Selasa, Desember 22, 2009

Berkelana Di atas Gelombang Estetika (album "...Laju" - Bonita)



Mendengarkan album "...Laju" dari Bonita ini seperti menjelajah negeri dongeng yang terpendam dalam setiap sanubari umat manusia. Hampir semua lagu-lagu yang diciptakan, dipilih dan dibawakan oleh Bonita pada album ini berpotensi membuat kita semua melamun dan terbang.

Mendengarkan album "...Laju" dari Bonita ini membuat kita kembali disadarkan bahwa sebuah karya musik tidak lah perlu harus hingar bingar dan jor-joran untuk mendapatkan sebuah impact yang kuat. Kesederhanaan eksekusi pada tiap-tiap lagu membuat lagu-lagu dalam album ini menjadi mencuat kepermukaan sehingga masing-masing bisa jadi sebuah nomor yang memiliki independensi di telinga kita semua.

Album ini benar-benar seperti sebuah papan selancar yang digunakan oleh Bonita untuk menjelajahi gelombang estetika bermusik mereka. Kenapa saya sebut mereka? karena tanpa kehadiran musisi-musisi dan produser yang bisa bersinergi dengan Bonita maka akan sangat sulit mencapai tingkatan seperti ini. Di gawangi oleh Yuka Dian Narendra dan juga sang suami Adoy (P.B. Adi), bisa disebut Bonita ada dalam jalur yang tepat untuk mengekspresikan karya-karyanya.
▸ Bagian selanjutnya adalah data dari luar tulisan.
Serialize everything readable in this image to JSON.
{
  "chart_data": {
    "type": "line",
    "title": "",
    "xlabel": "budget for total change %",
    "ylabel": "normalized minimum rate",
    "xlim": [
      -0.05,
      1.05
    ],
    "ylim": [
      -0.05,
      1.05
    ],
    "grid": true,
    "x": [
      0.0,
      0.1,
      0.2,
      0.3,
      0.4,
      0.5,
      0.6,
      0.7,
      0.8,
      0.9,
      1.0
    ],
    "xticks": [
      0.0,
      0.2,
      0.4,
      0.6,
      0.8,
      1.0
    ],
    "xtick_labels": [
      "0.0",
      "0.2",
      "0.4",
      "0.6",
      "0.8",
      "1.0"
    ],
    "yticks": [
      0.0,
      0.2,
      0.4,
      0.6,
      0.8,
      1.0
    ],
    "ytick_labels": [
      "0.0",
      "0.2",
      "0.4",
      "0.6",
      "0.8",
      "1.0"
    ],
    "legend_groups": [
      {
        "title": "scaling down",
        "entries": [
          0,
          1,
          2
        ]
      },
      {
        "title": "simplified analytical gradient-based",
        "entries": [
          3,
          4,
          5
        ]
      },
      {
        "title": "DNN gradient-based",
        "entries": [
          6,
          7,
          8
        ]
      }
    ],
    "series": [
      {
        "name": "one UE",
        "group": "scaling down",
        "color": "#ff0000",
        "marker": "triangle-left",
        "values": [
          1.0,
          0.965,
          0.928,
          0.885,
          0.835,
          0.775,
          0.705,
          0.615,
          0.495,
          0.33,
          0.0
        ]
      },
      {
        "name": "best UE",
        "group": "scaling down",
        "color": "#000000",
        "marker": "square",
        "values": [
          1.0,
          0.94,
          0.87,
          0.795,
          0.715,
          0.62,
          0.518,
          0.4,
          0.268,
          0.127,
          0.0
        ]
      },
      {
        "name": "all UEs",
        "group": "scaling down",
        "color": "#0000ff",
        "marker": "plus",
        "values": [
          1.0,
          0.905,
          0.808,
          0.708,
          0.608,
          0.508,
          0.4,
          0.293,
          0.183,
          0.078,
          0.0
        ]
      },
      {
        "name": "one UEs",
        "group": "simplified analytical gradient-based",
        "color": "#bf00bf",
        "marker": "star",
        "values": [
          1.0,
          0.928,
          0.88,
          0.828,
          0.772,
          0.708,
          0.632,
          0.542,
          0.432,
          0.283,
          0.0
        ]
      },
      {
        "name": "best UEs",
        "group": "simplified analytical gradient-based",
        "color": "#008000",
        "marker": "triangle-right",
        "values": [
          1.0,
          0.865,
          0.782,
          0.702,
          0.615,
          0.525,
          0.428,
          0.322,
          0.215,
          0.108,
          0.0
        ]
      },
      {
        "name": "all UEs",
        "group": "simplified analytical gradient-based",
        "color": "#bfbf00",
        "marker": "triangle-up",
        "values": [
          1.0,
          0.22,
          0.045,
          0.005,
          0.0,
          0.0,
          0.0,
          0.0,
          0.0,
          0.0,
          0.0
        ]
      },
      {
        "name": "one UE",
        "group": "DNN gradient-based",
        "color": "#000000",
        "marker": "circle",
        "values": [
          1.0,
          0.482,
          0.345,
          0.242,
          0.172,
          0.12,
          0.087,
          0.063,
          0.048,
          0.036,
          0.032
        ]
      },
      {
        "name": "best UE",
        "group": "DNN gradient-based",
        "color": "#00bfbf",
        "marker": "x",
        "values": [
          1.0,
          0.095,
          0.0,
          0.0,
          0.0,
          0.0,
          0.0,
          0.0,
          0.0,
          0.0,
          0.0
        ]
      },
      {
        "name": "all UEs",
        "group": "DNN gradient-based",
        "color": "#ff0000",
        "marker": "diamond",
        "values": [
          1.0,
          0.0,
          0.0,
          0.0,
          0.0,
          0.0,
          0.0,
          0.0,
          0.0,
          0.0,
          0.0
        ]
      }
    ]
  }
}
Lagu yang berjudul "Rumahku" karya Bonita & Boris Simandjuntak (gitaris dari Flower) membuka album ini. Semburat kesederhanaan dan masa kecil menyeruak dalam komposisi ini. Sebuah sambutan yang menyenangkan. Dan lucunya album ini juga diakhiri oleh sebuah lagu yang bernuansa kanak-kanak yang berjudul "Jatuh Cinta", sebuah representasi jatuh cinta ala Bonita? well we should ask Bonita for this.

Selain lagu "Komidi Putar" yang juga dipakai untuk film Sang Pemimpi (MiLes), coba simak lagu "Telur" dan "Pengulangan" cukup membuat saya kembali mengulang beberapa kali untuk menyimak lagu-lagu yang menarik ini. Seperti memperhatikan seorang anak yang sedang bergumam asik dengan dunianya, dan karena anak ini adalah Bonita, maka jadilah lagu-lagu ini seperti yang kita dengarkan.

Kedalaman lirik yang puitis juga sebuah nilai yang buat saya tidak bisa diindahkan. Kebanyakan lirik dibuat oleh Bonita sendiri dan didapatnya dari kontemplasi dalam diri selama perjalanan hidupnya. Simak lagu "Dendangku":

ketika cinta berbalik
membunuhmu
maukah kau mati ditangannya
hidup dengan benci yang mendalam
meraungkan pilu yang
menyayat hati


Pada lagu ini Bonita seperti menyuarakan sebuah aftermath dari peristiwa yang telah terjadi dalam hidupnya.
Pada lagu "Mellow", Bonita mencoba menggambarkan bagaimana ia menikmati suasana "mellow" yang bagi sebagian orang adalah sebuah suasana muram.

Tema bersyukur banyak digunakan oleh Bonita, yang saya duga mungkin memang dengan album ini Bonita mencoba mengekspresikan perasaan bersyukurnya atas hidup yang telah ia lalui selama ini. Dan salah satu lagu yang menurut saya berhasil merefleksikan rasa syukur seorang Bonita adalah pada lagu "It's Over Now"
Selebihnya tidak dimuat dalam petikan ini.